Records of tropical storms started in 1851 and in 1900 the "Galveston Hurricane" formed over the south central Atlantic August 27th. After creating a path of destruction across Hispanola and Cuba it made its final landfall in Galveston September 8th.
It continued across eastern Texas, central Oklahoma, and eventually a few miles south of Milwaukee before moving into central Michigan and southeastern Canada. This storm was the deadliest natural disaster in United States history, one of the deadliest hurricanes to affect Canada, and the fourth-deadliest Atlantic hurricane overall.
The unnamed hurricane of 1949 has a shocking resemblance to Cristobal. The storm started off the coast of El Salvador in the Pacific Ocean on September 27th as a Tropical Depression. It then moved over Central America and eastern Mexico before re-emerging in the Gulf of Mexico.

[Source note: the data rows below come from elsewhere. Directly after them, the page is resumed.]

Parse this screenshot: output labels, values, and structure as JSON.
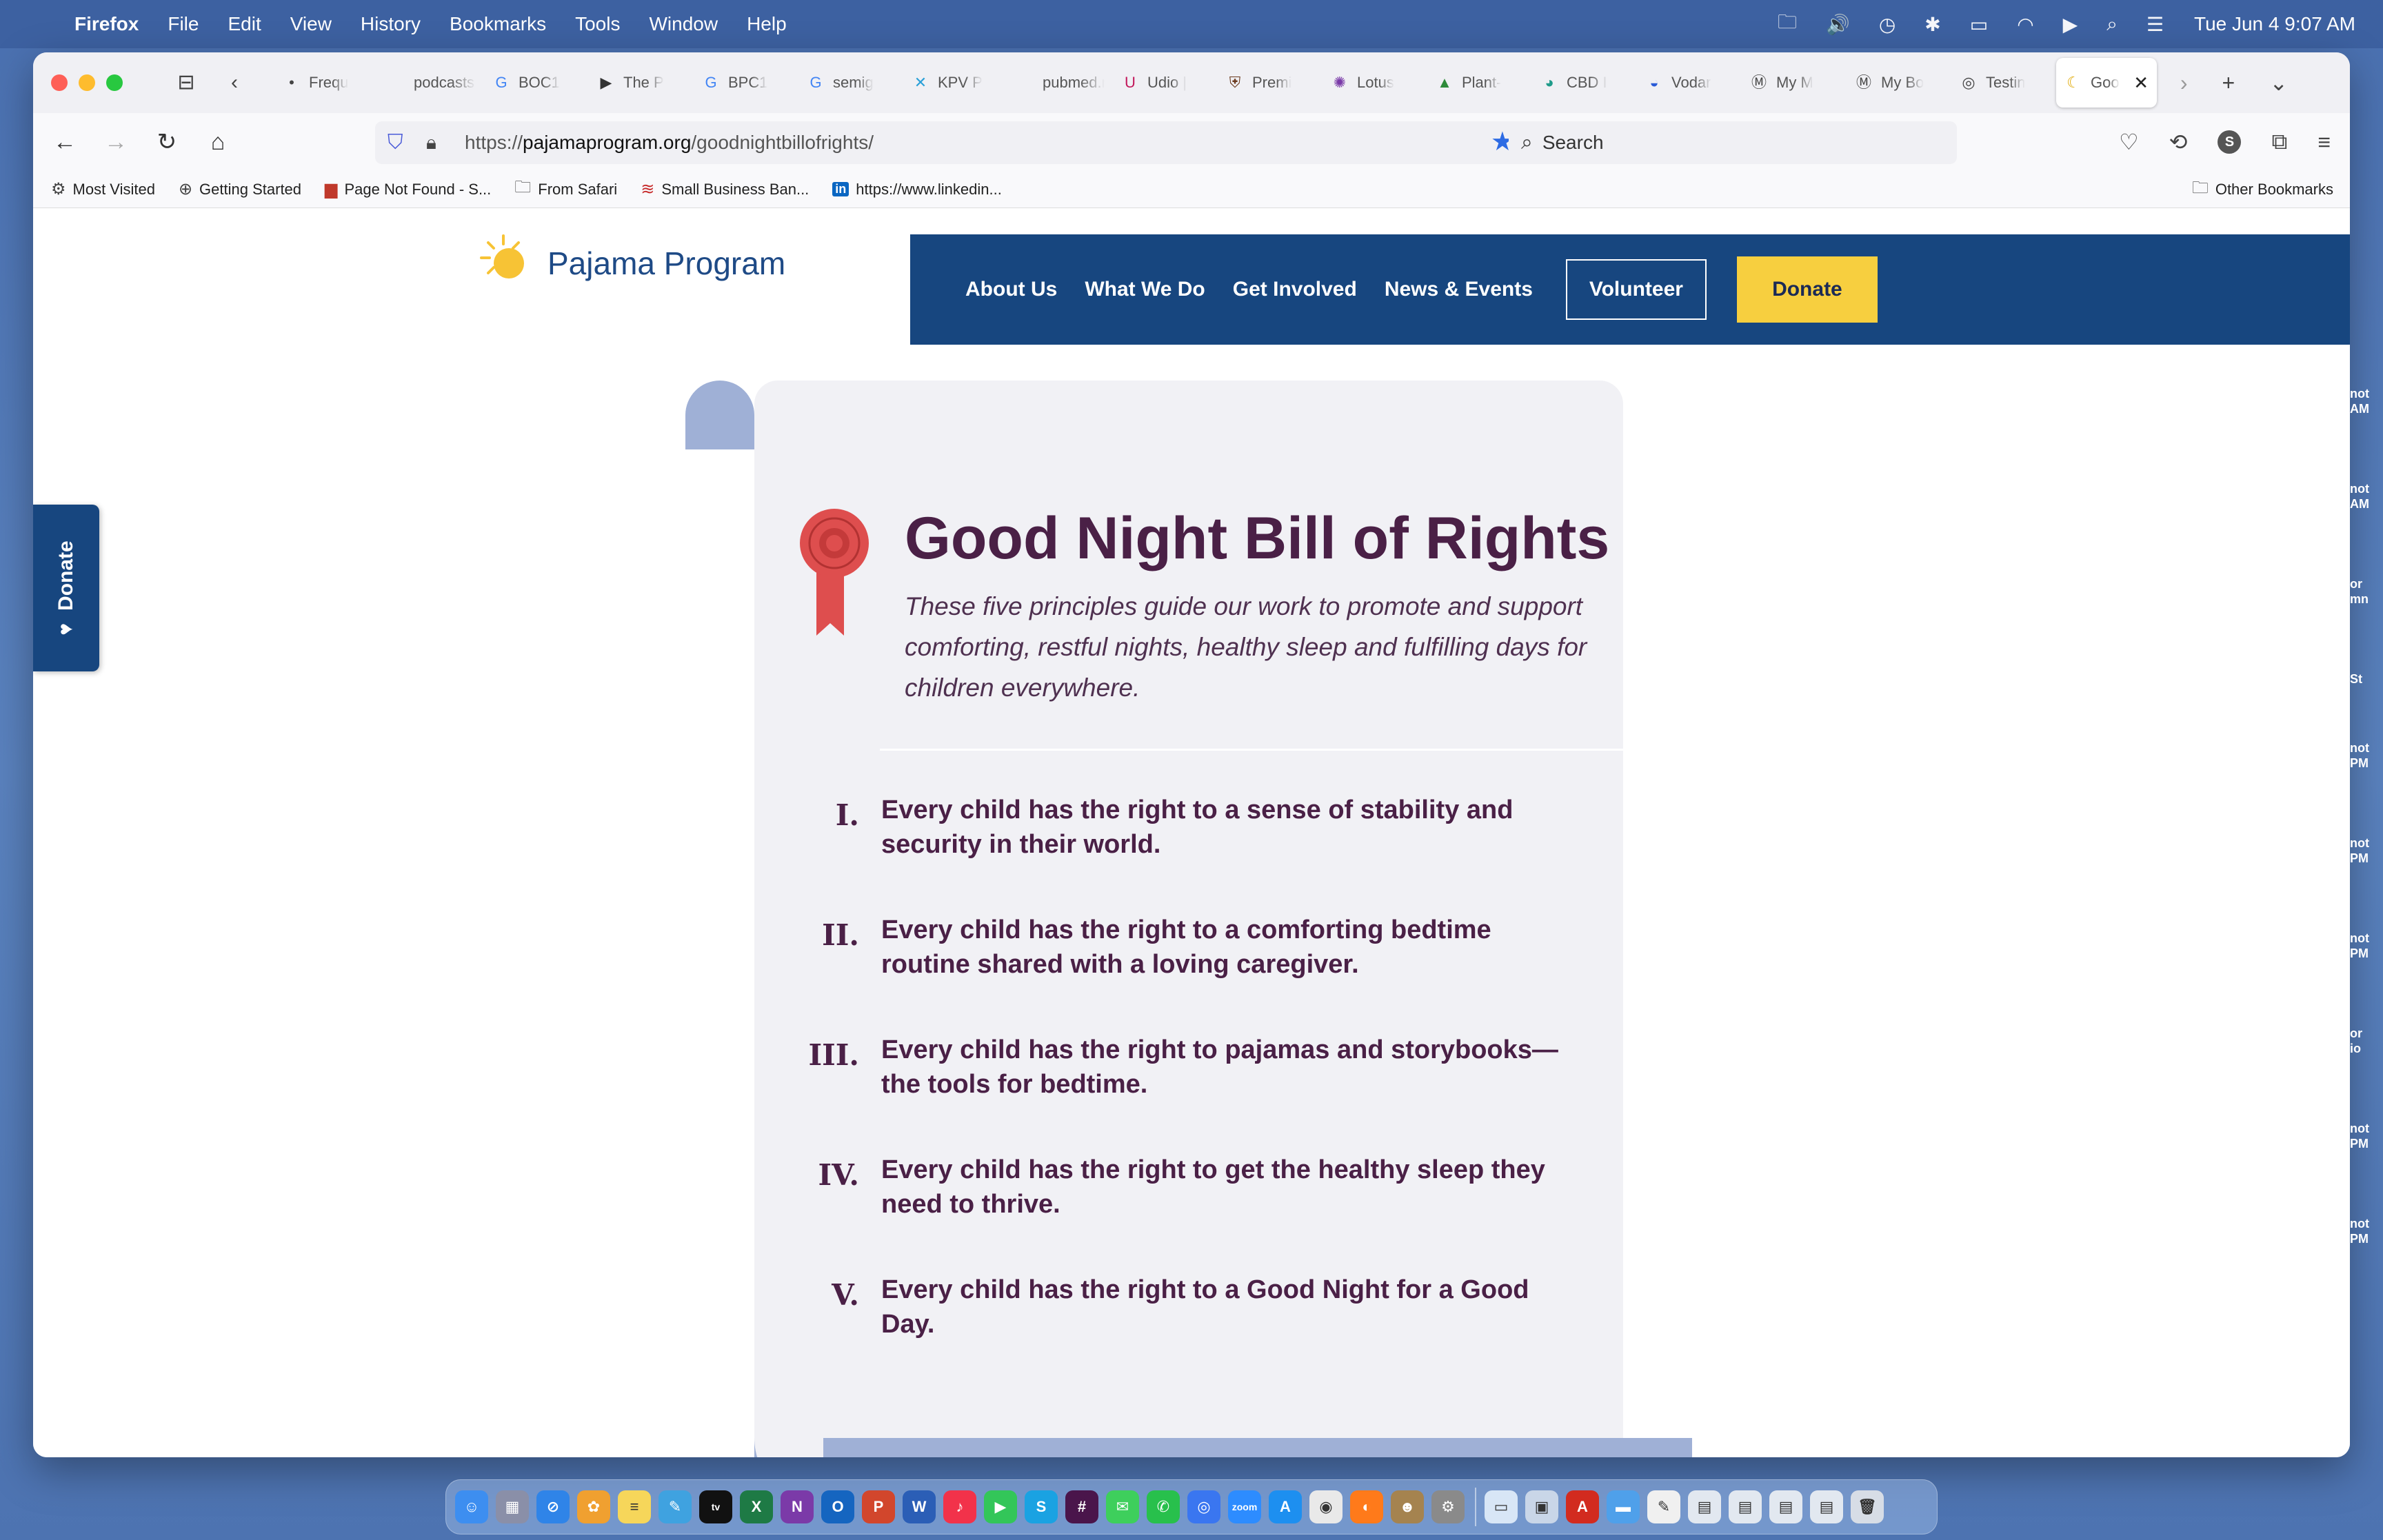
{
  "menubar": {
    "apple": "",
    "app_name": "Firefox",
    "items": [
      "File",
      "Edit",
      "View",
      "History",
      "Bookmarks",
      "Tools",
      "Window",
      "Help"
    ],
    "clock": "Tue Jun 4  9:07 AM",
    "status_icons": [
      "folder-icon",
      "volume-icon",
      "time-machine-icon",
      "bluetooth-icon",
      "battery-icon",
      "wifi-icon",
      "play-icon",
      "spotlight-icon",
      "control-center-icon"
    ]
  },
  "browser": {
    "tabs": [
      {
        "label": "Frequ",
        "icon": "chevron-icon"
      },
      {
        "label": "podcasts.",
        "icon": "none"
      },
      {
        "label": "BOC1",
        "icon": "google-icon"
      },
      {
        "label": "The P",
        "icon": "media-icon"
      },
      {
        "label": "BPC1",
        "icon": "google-icon"
      },
      {
        "label": "semig",
        "icon": "google-icon"
      },
      {
        "label": "KPV P",
        "icon": "molecule-icon"
      },
      {
        "label": "pubmed.n",
        "icon": "none"
      },
      {
        "label": "Udio |",
        "icon": "udio-icon"
      },
      {
        "label": "Premi",
        "icon": "crest-icon"
      },
      {
        "label": "Lotus",
        "icon": "lotus-icon"
      },
      {
        "label": "Plant-",
        "icon": "plant-icon"
      },
      {
        "label": "CBD I",
        "icon": "leaf-icon"
      },
      {
        "label": "Vodar",
        "icon": "vodar-icon"
      },
      {
        "label": "My M",
        "icon": "m-icon"
      },
      {
        "label": "My Bo",
        "icon": "m-icon"
      },
      {
        "label": "Testin",
        "icon": "spiral-icon"
      },
      {
        "label": "Goo",
        "icon": "moon-icon",
        "active": true
      }
    ],
    "url_prefix": "https://",
    "url_host": "pajamaprogram.org",
    "url_path": "/goodnightbillofrights/",
    "search_placeholder": "Search",
    "profile_initial": "S",
    "bookmarks": [
      {
        "label": "Most Visited",
        "icon": "gear-icon"
      },
      {
        "label": "Getting Started",
        "icon": "globe-icon"
      },
      {
        "label": "Page Not Found - S...",
        "icon": "flag-icon"
      },
      {
        "label": "From Safari",
        "icon": "folder-icon"
      },
      {
        "label": "Small Business Ban...",
        "icon": "bank-icon"
      },
      {
        "label": "https://www.linkedin...",
        "icon": "linkedin-icon"
      }
    ],
    "other_bookmarks": "Other Bookmarks"
  },
  "site": {
    "logo_text": "Pajama Program",
    "nav": [
      "About Us",
      "What We Do",
      "Get Involved",
      "News & Events"
    ],
    "volunteer_label": "Volunteer",
    "donate_label": "Donate",
    "side_donate_label": "Donate"
  },
  "content": {
    "title": "Good Night Bill of Rights",
    "subtitle": "These five principles guide our work to promote and support comforting, restful nights, healthy sleep and fulfilling days for children everywhere.",
    "rights": [
      {
        "num": "I.",
        "text": "Every child has the right to a sense of stability and security in their world."
      },
      {
        "num": "II.",
        "text": "Every child has the right to a comforting bedtime routine shared with a loving caregiver."
      },
      {
        "num": "III.",
        "text": "Every child has the right to pajamas and storybooks—the tools for bedtime."
      },
      {
        "num": "IV.",
        "text": "Every child has the right to get the healthy sleep they need to thrive."
      },
      {
        "num": "V.",
        "text": "Every child has the right to a Good Night for a Good Day."
      }
    ]
  },
  "right_edge_fragments": [
    "not",
    "AM",
    "not",
    "AM",
    "or",
    "mn",
    "St",
    "not",
    "PM",
    "not",
    "PM",
    "not",
    "PM",
    "or",
    "io",
    "not",
    "PM",
    "not",
    "PM"
  ],
  "dock": {
    "apps": [
      {
        "name": "finder",
        "color": "#3d8ef0",
        "glyph": "☺"
      },
      {
        "name": "launchpad",
        "color": "#8a8fa8",
        "glyph": "▦"
      },
      {
        "name": "safari",
        "color": "#2f84e8",
        "glyph": "⊘"
      },
      {
        "name": "photos",
        "color": "#f0a030",
        "glyph": "✿"
      },
      {
        "name": "notes",
        "color": "#f6d65a",
        "glyph": "≡"
      },
      {
        "name": "freeform",
        "color": "#3fa2e0",
        "glyph": "✎"
      },
      {
        "name": "apple-tv",
        "color": "#111111",
        "glyph": "tv"
      },
      {
        "name": "excel",
        "color": "#1e7a45",
        "glyph": "X"
      },
      {
        "name": "onenote",
        "color": "#7b3aa8",
        "glyph": "N"
      },
      {
        "name": "outlook",
        "color": "#1565c0",
        "glyph": "O"
      },
      {
        "name": "powerpoint",
        "color": "#d2462c",
        "glyph": "P"
      },
      {
        "name": "word",
        "color": "#2b5eb6",
        "glyph": "W"
      },
      {
        "name": "music",
        "color": "#f2324a",
        "glyph": "♪"
      },
      {
        "name": "facetime",
        "color": "#33c659",
        "glyph": "▶"
      },
      {
        "name": "skype",
        "color": "#1aa2e2",
        "glyph": "S"
      },
      {
        "name": "slack",
        "color": "#4a154b",
        "glyph": "#"
      },
      {
        "name": "messages",
        "color": "#3ecf5c",
        "glyph": "✉"
      },
      {
        "name": "whatsapp",
        "color": "#28c04c",
        "glyph": "✆"
      },
      {
        "name": "signal",
        "color": "#3a76f0",
        "glyph": "◎"
      },
      {
        "name": "zoom",
        "color": "#2d8cff",
        "glyph": "zoom"
      },
      {
        "name": "app-store",
        "color": "#1d8ff0",
        "glyph": "A"
      },
      {
        "name": "chrome",
        "color": "#e9e9e9",
        "glyph": "◉"
      },
      {
        "name": "firefox",
        "color": "#ff7a1a",
        "glyph": "◐"
      },
      {
        "name": "contacts",
        "color": "#a5834f",
        "glyph": "☻"
      },
      {
        "name": "system-settings",
        "color": "#8a8a8a",
        "glyph": "⚙"
      }
    ],
    "trailing": [
      {
        "name": "files",
        "color": "#d8e6f6",
        "glyph": "▭"
      },
      {
        "name": "preview",
        "color": "#c9d6e8",
        "glyph": "▣"
      },
      {
        "name": "acrobat",
        "color": "#d22b1f",
        "glyph": "A"
      },
      {
        "name": "folder-docs",
        "color": "#4fa0ea",
        "glyph": "▬"
      },
      {
        "name": "textedit",
        "color": "#f0f0f0",
        "glyph": "✎"
      },
      {
        "name": "screenshot-1",
        "color": "#e2e8f0",
        "glyph": "▤"
      },
      {
        "name": "screenshot-2",
        "color": "#e2e8f0",
        "glyph": "▤"
      },
      {
        "name": "screenshot-3",
        "color": "#e2e8f0",
        "glyph": "▤"
      },
      {
        "name": "screenshot-4",
        "color": "#e2e8f0",
        "glyph": "▤"
      },
      {
        "name": "trash",
        "color": "#d7dde6",
        "glyph": "🗑"
      }
    ]
  },
  "colors": {
    "nav_blue": "#17467f",
    "donate_yellow": "#f7cf3f",
    "text_plum": "#4a2046",
    "scroll_bg": "#f1f1f5",
    "scroll_roll": "#9fb0d6"
  }
}
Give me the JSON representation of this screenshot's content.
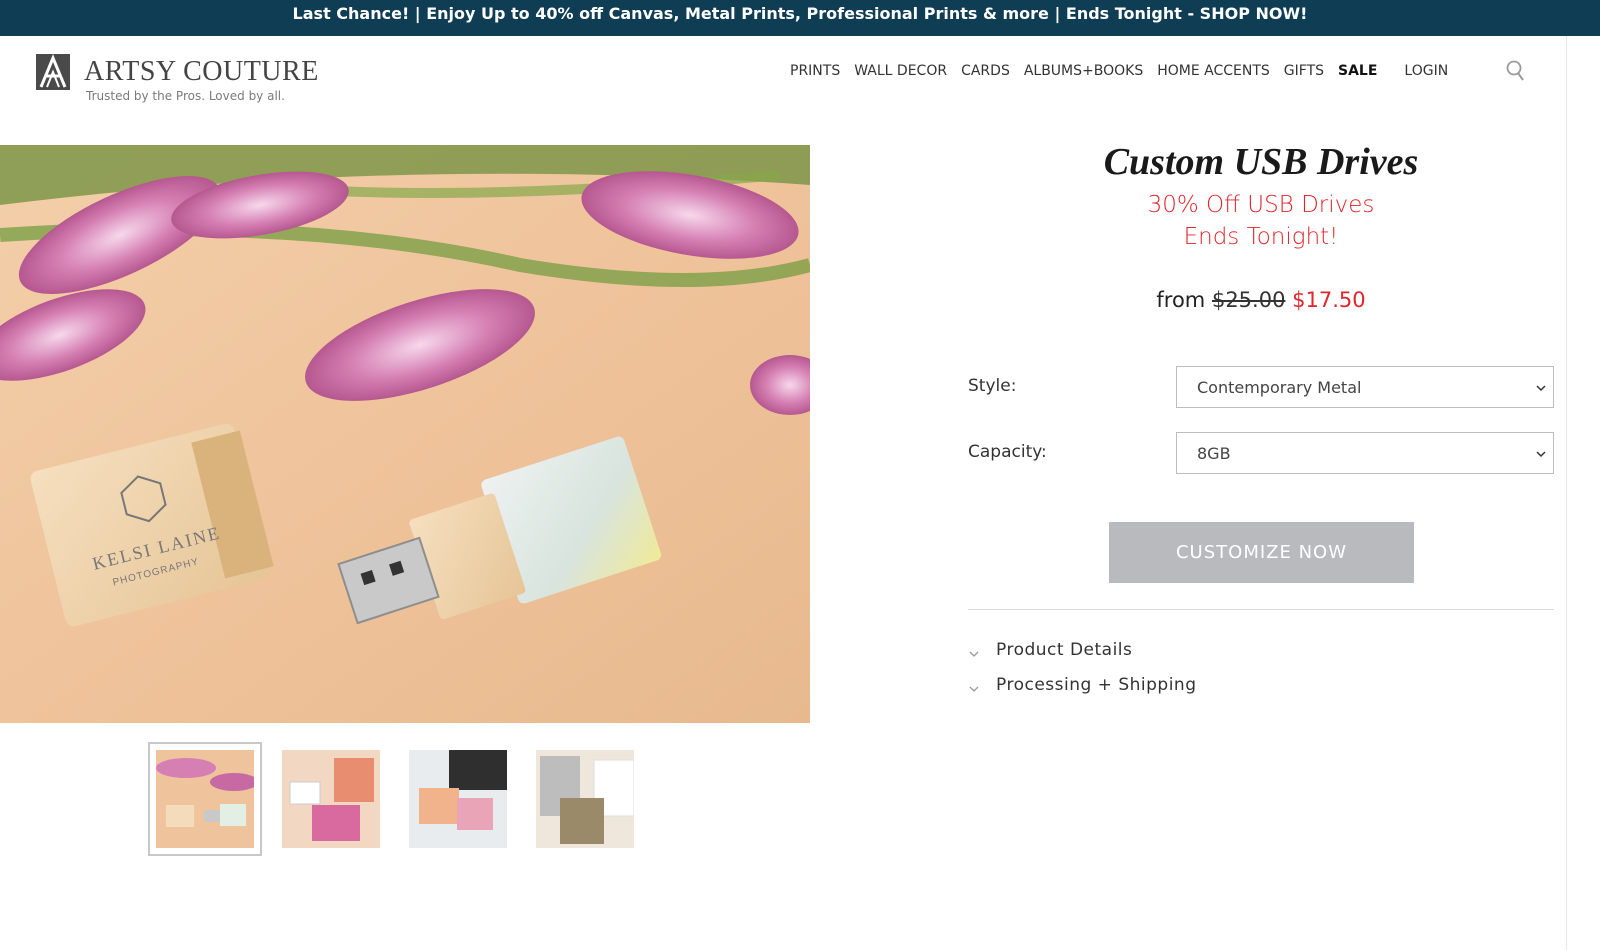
{
  "promo_bar": {
    "text": "Last Chance! | Enjoy Up to 40% off Canvas, Metal Prints, Professional Prints & more | Ends Tonight - SHOP NOW!"
  },
  "header": {
    "brand": "ARTSY COUTURE",
    "tagline": "Trusted by the Pros. Loved by all.",
    "nav": [
      "PRINTS",
      "WALL DECOR",
      "CARDS",
      "ALBUMS+BOOKS",
      "HOME ACCENTS",
      "GIFTS",
      "SALE"
    ],
    "login": "LOGIN",
    "search_icon": "search-icon"
  },
  "product": {
    "title": "Custom USB Drives",
    "promo_line_1": "30% Off USB Drives",
    "promo_line_2": "Ends Tonight!",
    "price_prefix": "from",
    "price_original": "$25.00",
    "price_sale": "$17.50",
    "style_label": "Style:",
    "style_value": "Contemporary Metal",
    "capacity_label": "Capacity:",
    "capacity_value": "8GB",
    "cta_label": "CUSTOMIZE NOW",
    "accordion": [
      "Product Details",
      "Processing + Shipping"
    ]
  },
  "gallery": {
    "selected_index": 0,
    "thumbnail_count": 4
  },
  "colors": {
    "promo_bg": "#0f3d54",
    "sale_red": "#e0262b",
    "cta_gray": "#b9babe"
  }
}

One difference of this storm compared to Cristobal was the favorable conditions this storm had in strengthening in the Gulf of Mexico. In fact, it became a Category 2 storm just before making landfall to the southwest of Galveston in Bay City.
It then followed a similar path to Cristobal and moved through central Arkansas, southeast Missouri and eventually right over Milwaukee, Wisconsin.
Hurricane Gilbert in 1988 was the third storm who tracked over Wisconsin. This storm formed east of the Windward Islands on September 8th and took a similar path to the unnamed storm of 1949, but this storm tracked south of Cuba and moved through the Caribbean before making landfall in the Yucitan Peninsula. Gilbert then re-emerged into the Gulf and strengthened into a Category 4 major hurricane before making its last landfall in eastern Mexico.
Gilbert spawned several tornadoes in southern Texas before curving back toward the northeast and moving over western Texas, central Oklahoma, and eventually extreme southeast Wisconsin.
No storm has cost more in inland states as Hurricane Ike did in 2008. Ike was enhanced by a frontal boundary and produced hurricane force wind gusts and power outages to millions of people in parts of the Midwest. In fact, Ohio alone sustained over $560 million in damages.